We are having a number of failed builds from individual developers and build automations (github actions, taavis0 making use of the osgeo snapshot repository.

So far these are hard to reproduce in isolation, so an experimental pull request has been setup here: https://github.com/geoserver/geoserver/pull/4461

As an example of a specific failure:

DEBUG] Could not find metadata org.geotools:gt-main:24-SNAPSHOT/maven-metadata.xml in local (/home/travis/.m2/repository)

Builds were also failing on gwc, but checking the build logs we can see these being uploaded:

Uploading to nexus: https://repo.osgeo.org/repository/geoserver-snapshots/org/geowebcache/gwc-web/1.18-SNAPSHOT/gwc-web-1.18-20200824.192934-1.jar

Checking the repo logs I have not yet seen these jars being removed:

2020-08-24 19:32:19,744+0000 INFO [quartz-7-thread-20] *SYSTEM org.sonatype.nexus.repository.maven.internal.orient.RemoveSnapshotsFacetImpl - Elapsed time: 1.840 s, deleted 0 components from 0 distinct GAVs

Attachments (1)

maven_cleanup_policy.png (17.2 KB ) - added by robe 4 years ago.
maven_cleanup_policy

Download all attachments as: .zip

Change History (17)

comment:1 by aaime, 4 years ago

Important note, it's not the jar that goes missing, it's the maven-metadata.xml file that does.

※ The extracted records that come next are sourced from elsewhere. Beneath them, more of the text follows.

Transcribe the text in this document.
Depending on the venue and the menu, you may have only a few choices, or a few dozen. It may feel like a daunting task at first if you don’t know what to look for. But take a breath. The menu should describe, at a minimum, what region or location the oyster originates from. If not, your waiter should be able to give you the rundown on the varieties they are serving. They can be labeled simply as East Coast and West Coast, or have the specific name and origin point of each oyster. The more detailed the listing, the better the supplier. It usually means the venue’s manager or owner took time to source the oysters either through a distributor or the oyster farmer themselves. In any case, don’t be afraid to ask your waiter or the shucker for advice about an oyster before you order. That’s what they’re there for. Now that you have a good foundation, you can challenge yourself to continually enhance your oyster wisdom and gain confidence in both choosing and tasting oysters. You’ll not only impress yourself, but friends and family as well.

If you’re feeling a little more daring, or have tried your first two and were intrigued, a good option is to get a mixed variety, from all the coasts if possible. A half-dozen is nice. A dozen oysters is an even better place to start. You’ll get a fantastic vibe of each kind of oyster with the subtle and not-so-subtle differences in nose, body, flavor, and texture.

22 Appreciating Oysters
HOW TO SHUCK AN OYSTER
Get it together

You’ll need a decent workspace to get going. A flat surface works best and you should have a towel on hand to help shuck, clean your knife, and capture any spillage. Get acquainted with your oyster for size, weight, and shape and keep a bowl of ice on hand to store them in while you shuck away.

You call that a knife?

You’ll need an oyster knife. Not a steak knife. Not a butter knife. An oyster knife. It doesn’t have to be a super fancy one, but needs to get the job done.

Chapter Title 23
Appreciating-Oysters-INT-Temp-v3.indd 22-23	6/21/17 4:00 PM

When working with snapshots, maven creates a timestamped directory and jars within, the maven-metadata.xml file tells clients how to go from "SNAPSHOT" to the actual pom and jar files. The maven-metadata.xml seems to be correctly uploaded, but after some time, it disappears. Without it, the clients don't know how to get to the jar and report it missing.

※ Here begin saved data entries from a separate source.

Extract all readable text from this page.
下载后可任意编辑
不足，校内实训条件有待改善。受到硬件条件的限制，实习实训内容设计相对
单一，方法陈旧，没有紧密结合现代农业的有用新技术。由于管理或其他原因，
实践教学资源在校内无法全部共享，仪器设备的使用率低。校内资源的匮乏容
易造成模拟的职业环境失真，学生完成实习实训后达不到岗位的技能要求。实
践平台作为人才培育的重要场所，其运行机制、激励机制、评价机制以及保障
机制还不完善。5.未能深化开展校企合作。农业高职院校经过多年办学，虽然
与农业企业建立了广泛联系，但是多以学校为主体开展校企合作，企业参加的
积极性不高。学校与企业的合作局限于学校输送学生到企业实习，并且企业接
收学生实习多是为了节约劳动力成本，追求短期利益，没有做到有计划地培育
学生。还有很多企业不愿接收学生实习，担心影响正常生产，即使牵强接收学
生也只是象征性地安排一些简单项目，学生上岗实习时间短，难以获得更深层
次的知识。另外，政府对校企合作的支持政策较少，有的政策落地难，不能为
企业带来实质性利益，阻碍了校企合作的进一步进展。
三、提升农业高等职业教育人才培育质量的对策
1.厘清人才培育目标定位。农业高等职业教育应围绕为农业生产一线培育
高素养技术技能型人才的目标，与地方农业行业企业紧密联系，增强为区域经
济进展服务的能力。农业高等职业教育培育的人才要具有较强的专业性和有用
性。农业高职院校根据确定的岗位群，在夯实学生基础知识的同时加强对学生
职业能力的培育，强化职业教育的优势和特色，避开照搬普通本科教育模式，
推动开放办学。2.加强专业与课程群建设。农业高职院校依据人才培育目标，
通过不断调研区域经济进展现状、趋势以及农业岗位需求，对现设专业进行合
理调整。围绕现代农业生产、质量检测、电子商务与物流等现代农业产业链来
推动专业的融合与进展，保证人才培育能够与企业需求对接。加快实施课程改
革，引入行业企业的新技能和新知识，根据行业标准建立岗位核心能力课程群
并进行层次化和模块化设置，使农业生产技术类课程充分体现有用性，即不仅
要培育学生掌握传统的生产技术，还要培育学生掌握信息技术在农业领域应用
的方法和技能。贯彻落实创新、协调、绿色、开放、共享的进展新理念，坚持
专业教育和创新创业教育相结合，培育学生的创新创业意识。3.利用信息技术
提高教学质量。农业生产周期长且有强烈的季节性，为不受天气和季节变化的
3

See more details here: https://github.com/geoserver/geoserver/pull/4461#issuecomment-679257784

by robe, 4 years ago

Attachment: maven_cleanup_policy.png added

maven_cleanup_policy

comment:2 by robe, 4 years ago

One thought -- could it be the cleanup policy jobs we have in place at fault here? Maybe we can disable them to see if things get better or increase longevity.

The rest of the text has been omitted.